The quality of the biopsy itself can also vary, making it less useful as a diagnostic and assessment tool. Cohen said one study showed that only about 1 in 5 biopsies adequately met specifications, with more than half (56%) deemed “suboptimal,” and nearly a quarter (23%) deemed “inadequate). Liver biopsy is also associated with a high rate of sampling errors, resulting in over- and under-staging.
Non-invasive staging modalities available to clinicians include serologic markers and panels (FibroTest/FibroSure, APRI, and FibroSPECT II) and transient elastography (Fibroscan). Cohen said non-invasive tests can be used to determine stage of fibrosis, predict complications, follow the progression of fibrosis, and predict survival.
FibroTest/FibroSure uses a combination of blood tests and age and gender to give a fibrosis score. Depending on what cut-off value is used when analyzing results, sensitivity and specificity to detect advanced fibrosis can vary greatly. Aspartate Aminotransferase-to-Platelet ratio index (APRI) can similarly vary depending on cut-off value. Both tests capably predict severe fibrosis and cirrhosis, but don’t differentiate moderate/intermediate fibrosis from mild or severe cases.
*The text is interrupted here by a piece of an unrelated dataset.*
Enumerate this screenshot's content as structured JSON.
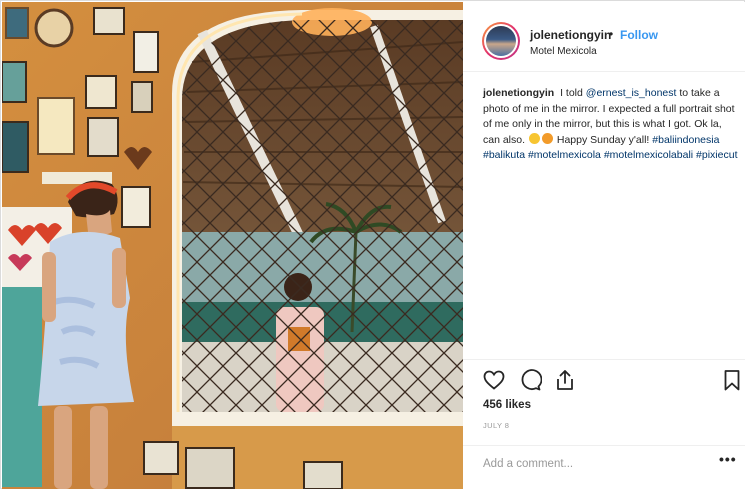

FibroSPECT II is also good for establishing the presence or absence of significant fibrosis but is not useful in differentiating intermediate stages.
Cohen said that because of their limitations, it is not clear which fibrosis marker is the best option, and clinicians have to take into account availability, cost, and accuracy.
Another non-invasive staging option now available is vibration-controlled transient elastography (FibroScan). This ultrasound test samples a larger volume of the liver compared with biopsy, and has been shown in studies to have good sensitivity and specificity for detecting advanced fibrosis and cirrhosis. Cohen said it is relatively easy to use and can be performed by non-physicians. Disadvantages include the high cost of equipment, potential billing and reimbursement issues, reduced accuracy in patients with significant inflammation, and limited usefulness in patients with significant ascites.
Cohen said a better approach would be to combine testing modalities. One example is the SAFE biopsy (sequential algorithm for fibrosis evaluation), which calls for the use of APRI, then FibroTest, then liver biopsy if previous results are unclear. This approach reduces the number of biopsies performed for similar results.
In conclusion, Cohen said there is still a role for staging in HCV, but more for cirrhosis determination and not really for treatment eligibility anymore. There is an “emerging role for non-invasive testing” in HCV staging, but additional research is needed to optimize choices for combined testing.